In one possible implementation, the test circuit further includes: a capacitance to ground;

the first end of the capacitor to ground is connected with the first end of the inductor, and the second end of the capacitor to ground is grounded.

In one possible implementation, the test circuit further includes: a first switch tube;

the first end of the first switch tube is connected with the second end of the load capacitor, and the second end of the first switch tube is grounded.

In one possible implementation, the test circuit further includes: a second switching tube;

the first end of the second switch tube is connected with the second end of the ground capacitor, and the second end of the second switch tube is grounded.

In one possible embodiment, the chip comprises: and the switching tube of the chip belongs to the Boost circuit module.

In a second aspect, an embodiment of the present application provides a chip testing system, where the system includes the testing circuit described in any one of the foregoing implementation manners of the first aspect, and further includes: a tester and a chip;

the testing machine comprises: the tester comprises a first power supply, a second power supply and a tester voltage output end;

the chip includes: the chip comprises a voltage input end, a first functional module, a second functional module and a chip voltage output end;

the test circuit is used for testing the chip based on the test signal sent by the tester.

In one possible implementation, the first functional module of the chip is a Boost voltage Boost circuit module, where the Boost voltage Boost circuit module includes: a switching tube;

the second functional module includes: at least one of an overcurrent protection module and an overvoltage protection module.

In one possible embodiment, the testing machine further comprises: a third power supply;

and a third power supply of the tester is connected with a switching tube of the chip and a second end of an inductor in the test circuit.

In the implementation manner of the embodiment of the present application, the test circuit of the chip tests the chip based on the test signal sent by the test machine; the test circuit includes: a switch, an inductor and a load capacitor; the first end of the switch is connected with the first power supply or the second power supply of the tester, and the second end of the switch is connected with the voltage input end of the chip; the first end of the inductor is connected with a first power supply of the tester, and the second end of the inductor is connected with the switching tube of the chip; the first end of the load capacitor is connected with the voltage output end of the tester and the voltage output end of the chip, the second end of the load capacitor is grounded, and the voltage output end of the tester is connected with the voltage output end of the chip. The test circuit is connected with different power supplies of the chip and the test machine, so that the test of a plurality of functional modules in the chip is realized.

Drawings

In order to more clearly illustrate the technical solutions in the embodiments of the present application, the drawings required to be used in the description of the embodiments will be briefly introduced below, and it is obvious that the drawings in the following description are only some of the embodiments provided in the present application, and other drawings can be obtained by those skilled in the art according to these drawings.

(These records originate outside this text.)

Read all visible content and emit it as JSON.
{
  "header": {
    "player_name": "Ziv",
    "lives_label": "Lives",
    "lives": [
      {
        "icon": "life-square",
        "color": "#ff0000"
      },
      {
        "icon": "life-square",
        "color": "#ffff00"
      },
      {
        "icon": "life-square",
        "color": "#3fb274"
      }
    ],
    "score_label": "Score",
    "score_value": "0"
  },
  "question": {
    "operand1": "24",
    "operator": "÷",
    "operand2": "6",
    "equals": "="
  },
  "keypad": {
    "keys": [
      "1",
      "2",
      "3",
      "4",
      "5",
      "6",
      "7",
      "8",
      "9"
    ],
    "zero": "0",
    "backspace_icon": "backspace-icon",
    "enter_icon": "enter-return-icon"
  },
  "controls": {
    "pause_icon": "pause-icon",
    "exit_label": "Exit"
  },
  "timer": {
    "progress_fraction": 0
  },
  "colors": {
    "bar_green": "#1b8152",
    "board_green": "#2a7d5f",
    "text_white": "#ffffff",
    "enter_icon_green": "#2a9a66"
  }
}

FIG. 1 is a diagram illustrating a system for testing a chip according to an embodiment of the present disclosure;

FIG. 2 is a schematic diagram of a test circuit of a chip according to an embodiment of the present disclosure;

fig. 3 is a schematic diagram of a Boost circuit in an embodiment of the present application;

fig. 4A is a schematic diagram of another Boost voltage Boost circuit in the embodiment of the present application;

fig. 4B is a schematic diagram of another Boost circuit in the embodiment of the present application;

FIG. 5 is a diagram illustrating another system for testing a chip according to an embodiment of the present disclosure.

Detailed Description

The technical solutions in the embodiments of the present application will be clearly and completely described below with reference to the drawings in the embodiments of the present application, and the described embodiments are only exemplary embodiments of the present application, and not all implementations. Those skilled in the art can combine the embodiments of the present application to obtain other embodiments without inventive work, and these embodiments are also within the scope of the present application.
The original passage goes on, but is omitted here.